Welcome to Geodata’s documentation!#

Geodata is a Python library of geospatial data collection and “pre-analysis” tools. Through the creation of shared scripts and documentation for analysis-ready physical variables, geodata streamlines the collection and use of geospatial datasets for natural science, engineering, and social science applications.

Geodata Workflow

A typical anaylsis workflow with Geodata#

Motivation#

The main motivation is the difficulty in working with high temporal and spatial resolution datasets of physical variables from earth system models and combining them with GIS datasets (land use, geographic features, etc.). The primary analytical questions addressed here are generating profiles of variables of interest (solar PV, wind power, pollution distribution) subject to suitability and weighting criteria. Additional applications are under development.

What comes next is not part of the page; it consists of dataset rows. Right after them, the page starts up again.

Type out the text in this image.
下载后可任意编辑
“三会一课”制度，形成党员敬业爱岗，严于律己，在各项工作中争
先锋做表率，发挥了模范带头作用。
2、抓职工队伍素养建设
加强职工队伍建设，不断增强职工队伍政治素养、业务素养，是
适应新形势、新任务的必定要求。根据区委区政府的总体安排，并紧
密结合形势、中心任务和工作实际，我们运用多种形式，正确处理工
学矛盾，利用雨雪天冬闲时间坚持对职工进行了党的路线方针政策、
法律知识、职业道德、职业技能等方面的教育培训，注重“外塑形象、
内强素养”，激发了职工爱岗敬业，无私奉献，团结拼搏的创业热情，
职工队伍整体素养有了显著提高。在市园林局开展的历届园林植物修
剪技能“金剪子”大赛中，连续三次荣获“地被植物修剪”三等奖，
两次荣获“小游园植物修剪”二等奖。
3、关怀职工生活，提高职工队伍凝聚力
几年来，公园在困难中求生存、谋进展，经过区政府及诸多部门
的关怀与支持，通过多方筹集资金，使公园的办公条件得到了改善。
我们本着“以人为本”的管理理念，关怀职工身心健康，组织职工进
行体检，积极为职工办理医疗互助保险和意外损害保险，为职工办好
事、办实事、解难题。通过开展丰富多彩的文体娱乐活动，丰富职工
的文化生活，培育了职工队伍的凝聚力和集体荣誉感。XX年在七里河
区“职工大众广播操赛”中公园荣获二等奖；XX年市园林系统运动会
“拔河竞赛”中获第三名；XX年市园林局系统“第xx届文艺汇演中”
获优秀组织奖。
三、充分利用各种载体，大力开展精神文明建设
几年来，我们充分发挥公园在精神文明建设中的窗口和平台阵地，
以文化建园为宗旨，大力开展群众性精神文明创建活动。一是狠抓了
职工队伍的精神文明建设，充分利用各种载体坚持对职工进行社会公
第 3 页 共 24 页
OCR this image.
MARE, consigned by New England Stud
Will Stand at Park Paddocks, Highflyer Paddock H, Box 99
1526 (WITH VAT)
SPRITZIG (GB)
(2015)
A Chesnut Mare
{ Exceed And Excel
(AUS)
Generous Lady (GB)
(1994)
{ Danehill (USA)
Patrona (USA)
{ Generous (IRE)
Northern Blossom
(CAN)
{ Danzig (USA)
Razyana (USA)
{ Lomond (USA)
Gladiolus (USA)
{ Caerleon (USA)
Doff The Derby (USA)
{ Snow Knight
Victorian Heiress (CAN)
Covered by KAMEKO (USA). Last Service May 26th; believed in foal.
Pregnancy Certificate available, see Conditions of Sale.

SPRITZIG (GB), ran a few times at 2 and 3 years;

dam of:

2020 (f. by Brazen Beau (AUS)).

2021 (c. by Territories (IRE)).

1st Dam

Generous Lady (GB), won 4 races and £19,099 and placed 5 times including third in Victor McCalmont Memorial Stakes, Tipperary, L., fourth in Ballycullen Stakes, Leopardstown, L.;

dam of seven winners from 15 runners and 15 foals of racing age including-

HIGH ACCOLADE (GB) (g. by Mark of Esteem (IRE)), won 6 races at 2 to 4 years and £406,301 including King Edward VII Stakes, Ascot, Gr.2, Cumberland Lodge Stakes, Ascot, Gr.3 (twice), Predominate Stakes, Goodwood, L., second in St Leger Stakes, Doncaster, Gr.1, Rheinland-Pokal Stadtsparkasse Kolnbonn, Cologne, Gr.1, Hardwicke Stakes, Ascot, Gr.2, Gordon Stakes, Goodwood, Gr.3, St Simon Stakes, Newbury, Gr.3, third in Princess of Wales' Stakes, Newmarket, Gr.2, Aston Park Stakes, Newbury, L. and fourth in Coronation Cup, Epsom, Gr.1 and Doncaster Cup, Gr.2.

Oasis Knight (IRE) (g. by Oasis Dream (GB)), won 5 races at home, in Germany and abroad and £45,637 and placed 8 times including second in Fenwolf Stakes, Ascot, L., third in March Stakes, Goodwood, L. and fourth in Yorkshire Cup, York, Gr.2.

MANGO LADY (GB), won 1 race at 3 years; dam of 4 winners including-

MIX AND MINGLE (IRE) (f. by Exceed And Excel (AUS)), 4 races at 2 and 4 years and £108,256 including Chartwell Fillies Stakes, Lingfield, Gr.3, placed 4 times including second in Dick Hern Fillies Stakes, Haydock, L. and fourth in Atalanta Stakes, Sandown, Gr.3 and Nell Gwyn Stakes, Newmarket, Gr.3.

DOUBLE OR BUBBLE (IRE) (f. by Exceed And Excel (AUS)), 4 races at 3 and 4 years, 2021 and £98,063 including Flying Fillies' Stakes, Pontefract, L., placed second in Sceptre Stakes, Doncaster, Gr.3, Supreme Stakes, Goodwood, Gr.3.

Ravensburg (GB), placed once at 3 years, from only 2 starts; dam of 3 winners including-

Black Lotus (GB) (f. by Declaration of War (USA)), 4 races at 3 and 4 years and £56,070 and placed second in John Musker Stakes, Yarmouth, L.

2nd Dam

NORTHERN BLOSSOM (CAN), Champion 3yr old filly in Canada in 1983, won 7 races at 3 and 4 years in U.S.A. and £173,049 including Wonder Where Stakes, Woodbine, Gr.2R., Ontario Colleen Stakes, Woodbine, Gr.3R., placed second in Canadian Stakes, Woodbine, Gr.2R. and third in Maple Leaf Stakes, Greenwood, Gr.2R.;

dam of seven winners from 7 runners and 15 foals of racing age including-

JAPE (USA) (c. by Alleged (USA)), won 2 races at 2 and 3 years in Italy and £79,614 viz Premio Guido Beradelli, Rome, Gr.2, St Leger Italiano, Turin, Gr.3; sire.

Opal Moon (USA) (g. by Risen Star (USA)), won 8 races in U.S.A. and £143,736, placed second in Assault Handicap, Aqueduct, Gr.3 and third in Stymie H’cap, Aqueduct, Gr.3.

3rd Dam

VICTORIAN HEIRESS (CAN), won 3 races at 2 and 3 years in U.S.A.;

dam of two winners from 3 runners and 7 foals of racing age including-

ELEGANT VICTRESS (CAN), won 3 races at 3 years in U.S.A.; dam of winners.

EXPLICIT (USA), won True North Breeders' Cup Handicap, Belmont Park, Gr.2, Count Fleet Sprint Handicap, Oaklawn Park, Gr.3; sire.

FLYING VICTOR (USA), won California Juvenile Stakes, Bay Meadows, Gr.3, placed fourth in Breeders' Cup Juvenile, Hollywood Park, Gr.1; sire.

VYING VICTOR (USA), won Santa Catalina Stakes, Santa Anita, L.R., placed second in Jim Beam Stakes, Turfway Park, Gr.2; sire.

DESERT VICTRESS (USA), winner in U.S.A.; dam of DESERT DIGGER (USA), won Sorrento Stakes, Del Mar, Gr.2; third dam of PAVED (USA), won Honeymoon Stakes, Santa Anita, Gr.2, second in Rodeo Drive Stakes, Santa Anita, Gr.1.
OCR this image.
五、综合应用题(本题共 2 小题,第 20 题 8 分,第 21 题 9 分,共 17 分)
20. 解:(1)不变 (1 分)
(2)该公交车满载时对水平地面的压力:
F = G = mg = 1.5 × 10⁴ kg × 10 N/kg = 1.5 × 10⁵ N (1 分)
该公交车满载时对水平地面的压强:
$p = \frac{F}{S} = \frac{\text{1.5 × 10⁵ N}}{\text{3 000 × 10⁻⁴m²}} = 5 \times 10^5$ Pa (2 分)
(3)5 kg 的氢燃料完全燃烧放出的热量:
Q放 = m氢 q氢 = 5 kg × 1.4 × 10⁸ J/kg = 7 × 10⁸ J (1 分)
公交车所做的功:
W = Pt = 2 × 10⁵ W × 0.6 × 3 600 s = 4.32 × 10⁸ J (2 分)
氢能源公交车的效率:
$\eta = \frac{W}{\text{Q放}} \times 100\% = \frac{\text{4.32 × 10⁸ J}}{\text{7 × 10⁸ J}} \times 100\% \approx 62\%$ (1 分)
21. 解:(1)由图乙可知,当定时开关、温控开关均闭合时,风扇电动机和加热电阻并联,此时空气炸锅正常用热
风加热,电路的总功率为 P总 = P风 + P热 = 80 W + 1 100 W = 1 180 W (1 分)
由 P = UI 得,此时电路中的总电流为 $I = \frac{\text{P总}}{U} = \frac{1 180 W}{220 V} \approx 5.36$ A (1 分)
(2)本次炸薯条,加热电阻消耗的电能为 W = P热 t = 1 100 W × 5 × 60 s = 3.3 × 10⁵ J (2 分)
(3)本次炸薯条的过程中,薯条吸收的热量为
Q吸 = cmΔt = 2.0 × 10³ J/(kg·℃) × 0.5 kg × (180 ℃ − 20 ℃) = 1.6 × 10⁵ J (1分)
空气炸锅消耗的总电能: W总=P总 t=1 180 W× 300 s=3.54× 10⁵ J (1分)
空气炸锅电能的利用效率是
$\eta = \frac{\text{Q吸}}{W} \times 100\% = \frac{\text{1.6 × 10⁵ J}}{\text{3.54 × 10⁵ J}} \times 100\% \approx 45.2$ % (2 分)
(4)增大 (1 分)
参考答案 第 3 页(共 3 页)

Working with these datasets has startup costs and computational barriers due to diverse sources, formats, resolutions, and large memory requirements. To solve this, Geodata provides an all-in-one Python interface for downloading, subsetting, and transforming large earth systems datasets into relevant physical variables and flexibly incorporating GIS datasets to mask these variables and generate “analysis-ready” datasets for use in regression, plotting, or energy model inputs. Additionally, with a minimal amount of data consistency checks and metadata information, when one researcher goes through this exercise, everyone benefits.

How To Use#

Download Datasets#

Earth system datasets can be large (100+ MB / file with hundreds of files necessary for a single analysis) and their APIs and file structures (e.g., daily vs monthly) vary by source. Utilizing xarray and dask data parallelization, Geodata provides single call download with API credentials stored locally. Data requests are automatically trimmed to keep only required variables, significantly reducing bandwidth requirements and disk usage.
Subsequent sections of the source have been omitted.